Makes 1 large (4-layer) cake

3 1/2 cups all-purpose flour
1/2 teaspoon salt
1 teaspoon ground allspice
1 teaspoon freshly grated nutmeg
1 teaspoon ground cloves
1 cup blackberry jam
1 cup strawberry jam
1 cup peach preserves
1/2 pound (2 sticks) unsalted butter, softened
2 1/2 cups sugar
6 egg yolks, lightly beaten
1 cup buttermilk
1 1/2 teaspoons baking soda
2/3 cup seedless raisins
1 cup chopped pecans
6 egg whites
Caramel icing (opposite page)

• Preheat the oven to 350 degrees.
1. Prepare four 8-inch cake pans: cut 4 rounds of parchment paper to fit the bottoms of the pans. Butter the pans liberally and position the parchment liners.
2. Sift together the flour, salt, allspice, nutmeg and cloves. Set aside. Push the blackberry and strawberry jams and peach preserves through a sieve into a bowl. Set aside.
3. In the large bowl of a heavy-duty mixer, cream the butter and sugar together until light and fluffy. Add the egg yolks and combine well.
4. Put the buttermilk in a 2-cup measure and stir in the baking soda.
5. With the mixer on low speed, add the flour and buttermilk mixtures alternately, beginning and ending with flour. Beat until batter is smooth. Stir in the jams, raisins and nuts.
6. Beat the egg whites until they form stiff, unwavering peaks. Scoop the whites over the batter and gently fold them in with a rubber spatula. Pour the batter into the baking pans, dividing it evenly and smoothing the tops with a spatula.
7. Bake in the middle of the oven 30 to 35 minutes, or until a toothpick inserted in the center comes out clean. Let cool 10 minutes on wire racks, then turn out on racks to cool completely. When completely cool, frost the cake with caramel icing.
Really, when I saw a recipe for a 4-layer cake, with three different kinds of jam, I was sure there'd be a different jam between each layer. Color me completely wrong! I was also going to wax lyrical about the absolute best blackberry jam in the world, and how you should use only that (but you can't, because my mom used to make it, and doesn't anymore), but then I grew to understand that all the jams are being combined.

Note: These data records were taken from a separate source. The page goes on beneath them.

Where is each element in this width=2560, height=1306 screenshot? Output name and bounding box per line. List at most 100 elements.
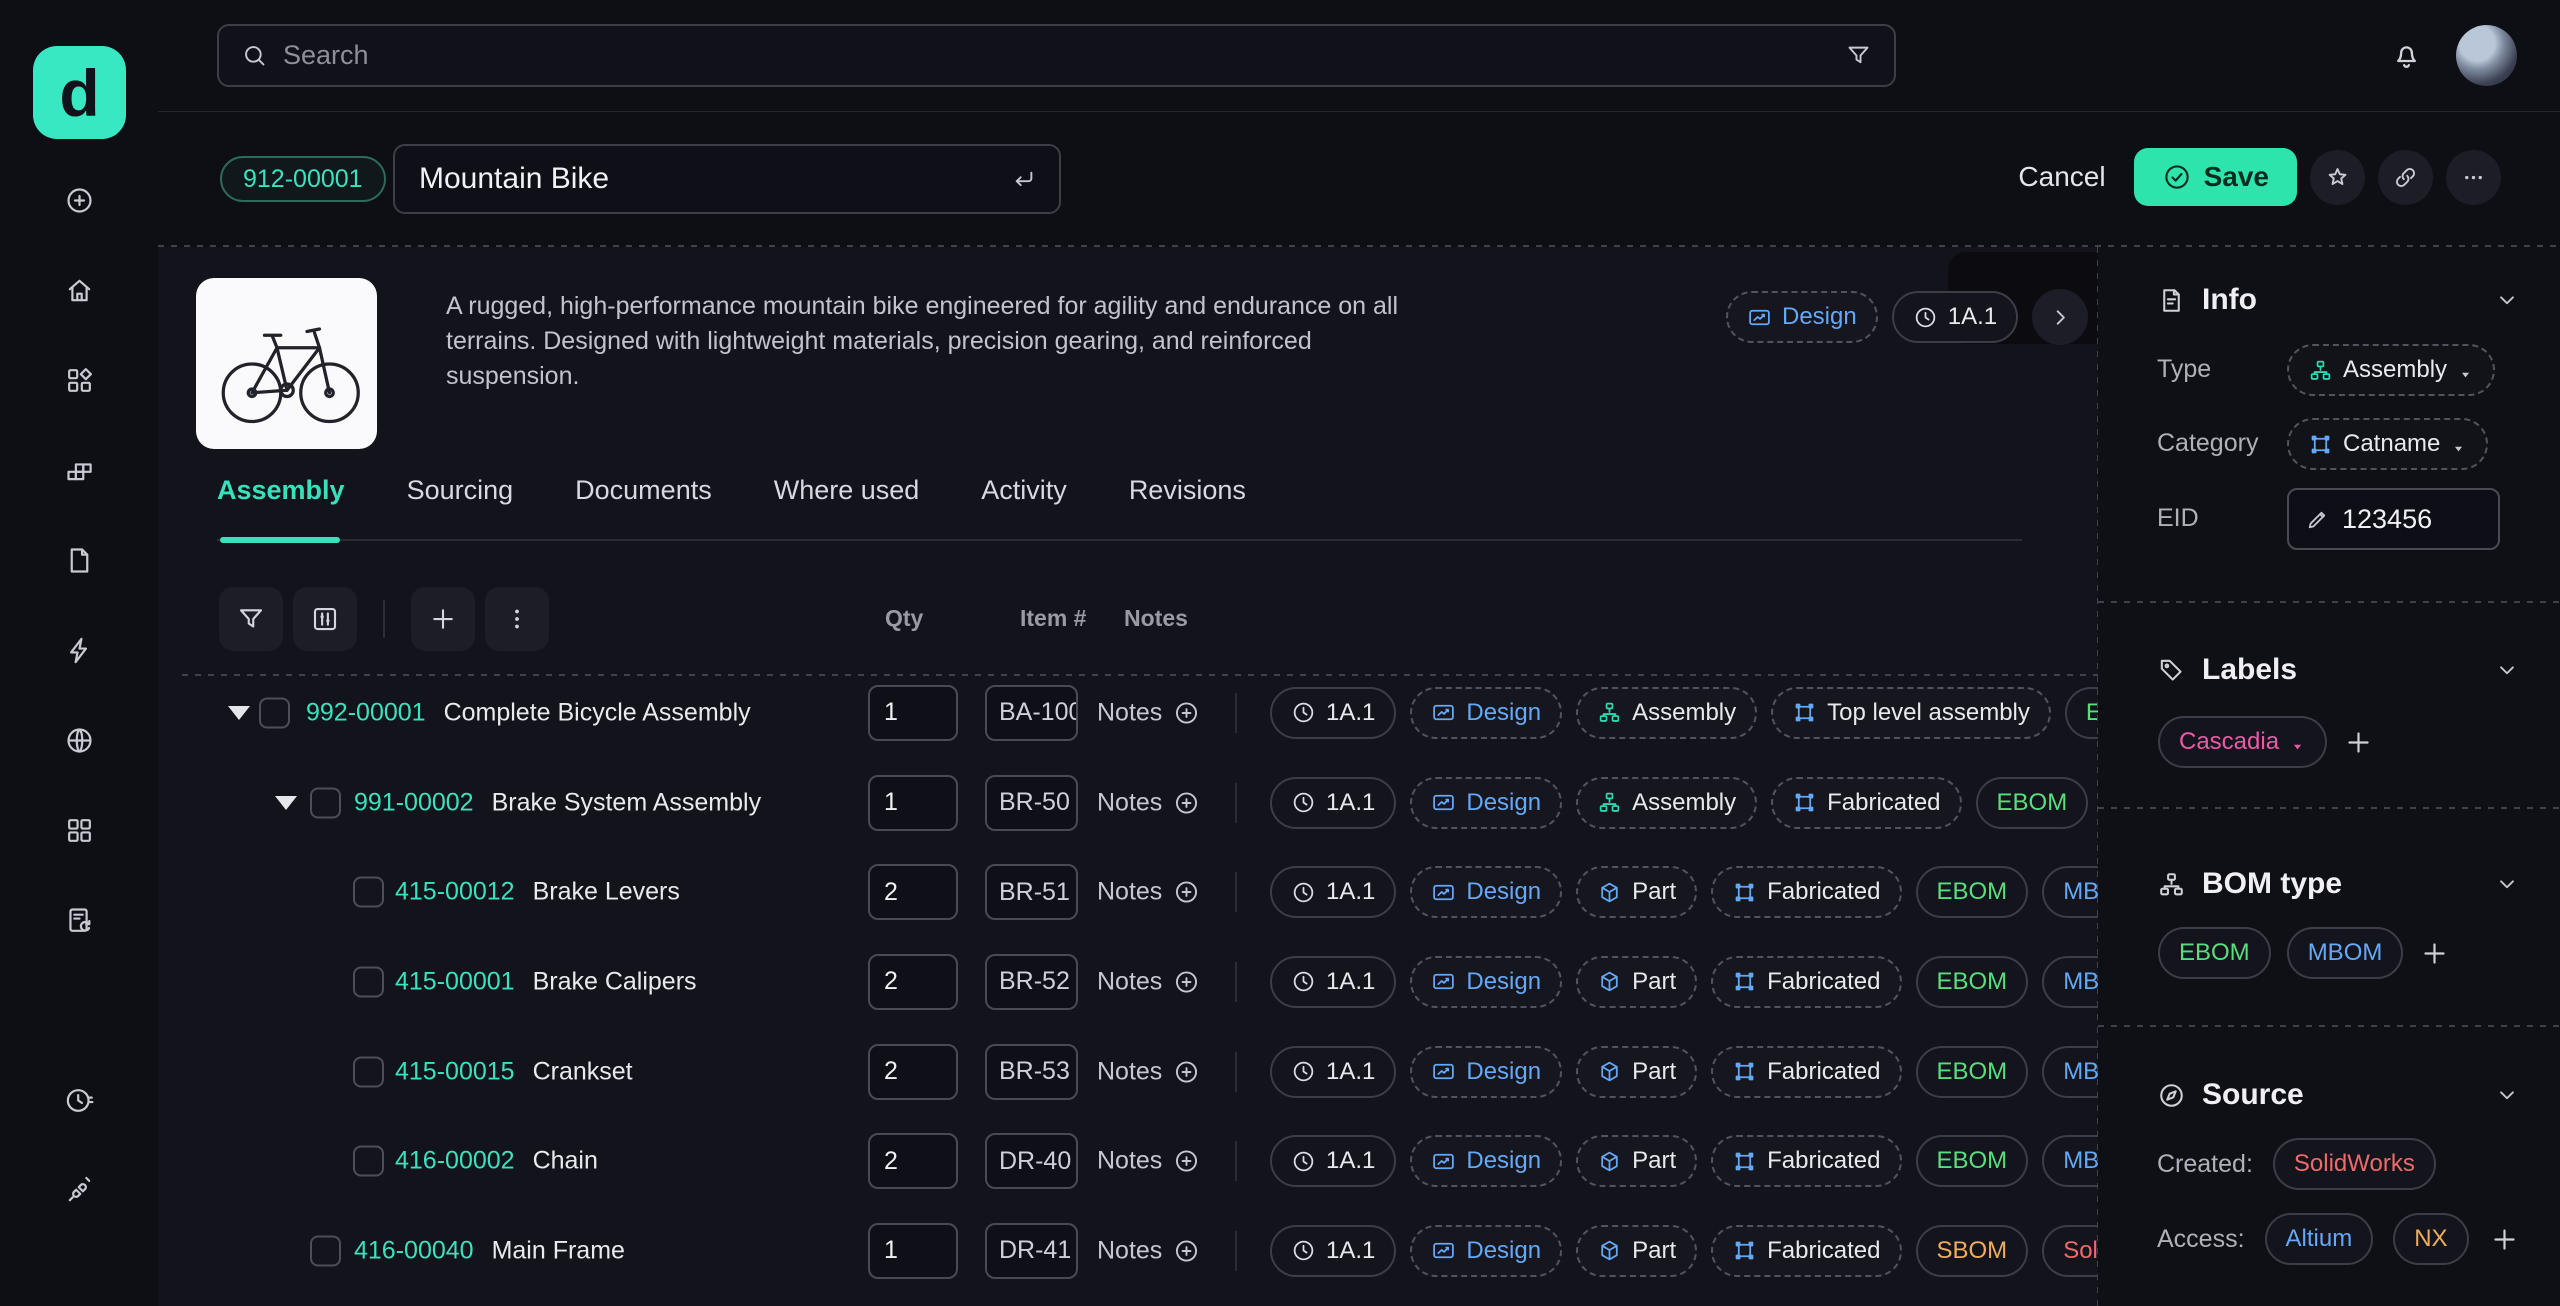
tab-where-used[interactable]: Where used (774, 475, 920, 530)
category-select[interactable]: Catname (2287, 418, 2488, 470)
part-number-link[interactable]: 991-00002 (354, 788, 474, 817)
category-badge[interactable]: Fabricated (1711, 1225, 1901, 1277)
row-checkbox[interactable] (353, 877, 384, 908)
status-badge[interactable]: Design (1726, 291, 1878, 343)
design-badge[interactable]: Design (1410, 687, 1562, 739)
part-badge[interactable]: Part (1576, 1135, 1697, 1187)
part-number-link[interactable]: 416-00002 (395, 1147, 515, 1176)
blocks-icon[interactable] (64, 455, 95, 486)
category-badge[interactable]: Fabricated (1771, 777, 1961, 829)
item-number-field[interactable]: BR-53 (985, 1044, 1078, 1100)
item-number-field[interactable]: DR-41 (985, 1223, 1078, 1279)
columns-button[interactable] (293, 587, 357, 651)
part-number-link[interactable]: 992-00001 (306, 698, 426, 727)
mbom-badge[interactable]: MBOM (2042, 866, 2098, 918)
assembly-badge[interactable]: Assembly (1576, 777, 1757, 829)
part-badge[interactable]: Part (1576, 1225, 1697, 1277)
row-checkbox[interactable] (310, 787, 341, 818)
eid-input[interactable]: 123456 (2287, 488, 2500, 550)
grid-icon[interactable] (64, 815, 95, 846)
chevron-down-icon[interactable] (2494, 1082, 2520, 1108)
notifications-bell-icon[interactable] (2390, 39, 2423, 72)
search-filter-icon[interactable] (1845, 42, 1872, 69)
globe-icon[interactable] (64, 725, 95, 756)
save-button[interactable]: Save (2134, 148, 2297, 206)
add-circle-icon[interactable] (64, 185, 95, 216)
category-badge[interactable]: Fabricated (1711, 1046, 1901, 1098)
filter-button[interactable] (219, 587, 283, 651)
access-chip-altium[interactable]: Altium (2265, 1213, 2374, 1265)
funnel-icon[interactable] (64, 995, 95, 1026)
item-number-field[interactable]: BA-100 (985, 685, 1078, 741)
label-chip-cascadia[interactable]: Cascadia (2158, 716, 2327, 768)
add-bom-type-button[interactable] (2419, 938, 2450, 969)
mbom-badge[interactable]: MBOM (2042, 1135, 2098, 1187)
category-badge[interactable]: Top level assembly (1771, 687, 2051, 739)
qty-input[interactable] (868, 1223, 958, 1279)
add-row-button[interactable] (411, 587, 475, 651)
ebom-badge[interactable]: EBOM (1916, 1046, 2029, 1098)
solidworks-badge[interactable]: SolidWorks (2042, 1225, 2098, 1277)
rev-badge[interactable]: 1A.1 (1270, 866, 1396, 918)
access-chip-nx[interactable]: NX (2393, 1213, 2468, 1265)
row-menu-button[interactable] (485, 587, 549, 651)
add-access-button[interactable] (2489, 1224, 2520, 1255)
chevron-down-icon[interactable] (2494, 871, 2520, 897)
ebom-badge[interactable]: EBOM (1976, 777, 2089, 829)
item-number-field[interactable]: BR-50 (985, 775, 1078, 831)
tab-revisions[interactable]: Revisions (1129, 475, 1246, 530)
favorite-button[interactable] (2310, 150, 2365, 205)
row-checkbox[interactable] (353, 966, 384, 997)
file-icon[interactable] (64, 545, 95, 576)
app-logo[interactable]: d (33, 46, 126, 139)
add-label-button[interactable] (2343, 727, 2374, 758)
clipboard-sync-icon[interactable] (64, 905, 95, 936)
chevron-down-icon[interactable] (2494, 657, 2520, 683)
expand-history-button[interactable] (2032, 289, 2088, 345)
bom-type-chip-mbom[interactable]: MBOM (2287, 927, 2404, 979)
row-checkbox[interactable] (259, 697, 290, 728)
part-badge[interactable]: Part (1576, 956, 1697, 1008)
search-input[interactable]: Search (217, 24, 1896, 87)
part-badge[interactable]: Part (1576, 1046, 1697, 1098)
category-badge[interactable]: Fabricated (1711, 1135, 1901, 1187)
design-badge[interactable]: Design (1410, 1046, 1562, 1098)
rev-badge[interactable]: 1A.1 (1270, 1225, 1396, 1277)
row-checkbox[interactable] (353, 1056, 384, 1087)
assembly-badge[interactable]: Assembly (1576, 687, 1757, 739)
item-number-field[interactable]: DR-40 (985, 1133, 1078, 1189)
cancel-button[interactable]: Cancel (1990, 161, 2133, 193)
category-badge[interactable]: Fabricated (1711, 866, 1901, 918)
qty-input[interactable] (868, 685, 958, 741)
add-note-button[interactable] (1173, 1148, 1200, 1175)
ebom-badge[interactable]: EBOM (2065, 687, 2098, 739)
title-input[interactable] (417, 161, 998, 197)
row-checkbox[interactable] (310, 1235, 341, 1266)
more-options-button[interactable] (2446, 150, 2501, 205)
add-note-button[interactable] (1173, 699, 1200, 726)
dashboard-icon[interactable] (64, 365, 95, 396)
ebom-badge[interactable]: EBOM (1916, 1135, 2029, 1187)
add-note-button[interactable] (1173, 1237, 1200, 1264)
add-note-button[interactable] (1173, 789, 1200, 816)
item-number-field[interactable]: BR-51 (985, 864, 1078, 920)
mbom-badge[interactable]: MBOM (2042, 956, 2098, 1008)
part-number-link[interactable]: 415-00012 (395, 878, 515, 907)
bolt-icon[interactable] (64, 635, 95, 666)
created-chip-solidworks[interactable]: SolidWorks (2273, 1138, 2436, 1190)
qty-input[interactable] (868, 1044, 958, 1100)
design-badge[interactable]: Design (1410, 866, 1562, 918)
sbom-badge[interactable]: SBOM (1916, 1225, 2029, 1277)
home-icon[interactable] (64, 275, 95, 306)
user-avatar[interactable] (2456, 25, 2517, 86)
tab-activity[interactable]: Activity (981, 475, 1067, 530)
category-badge[interactable]: Fabricated (1711, 956, 1901, 1008)
rev-badge[interactable]: 1A.1 (1270, 956, 1396, 1008)
add-note-button[interactable] (1173, 1058, 1200, 1085)
tab-sourcing[interactable]: Sourcing (407, 475, 514, 530)
part-badge[interactable]: Part (1576, 866, 1697, 918)
chevron-down-icon[interactable] (2494, 287, 2520, 313)
expand-toggle[interactable] (228, 706, 250, 720)
revision-badge[interactable]: 1A.1 (1892, 291, 2018, 343)
design-badge[interactable]: Design (1410, 956, 1562, 1008)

Now, I like mixed fruit jams and jellies. (This is where I'd include a reference to being too tired and punchy in the Tastee Diner during college, and really raunchy things we used to say about mixed fruit jelly were I not so very, very tasteful.) I do. But I'm not taking the very best homemade anything and mixing it up willy nilly. So, use that which you have, as long as it passes muster when you eat it plain.

The caramel icing in question is a seven-minute frosting with light brown sugar, white sugar, cream of tartar, salt, and egg whites. If you're lacking a recipe and want this one, shout out and I'll post, or you could pick up a copy of The County Fair Cookbook and turn to page 101. If you do, then be sure and flip the page to read about "The Varmit Roast," and "How To Judge a Country Ham." Hint: Aroma is worth thirty points -- more than any other attribute!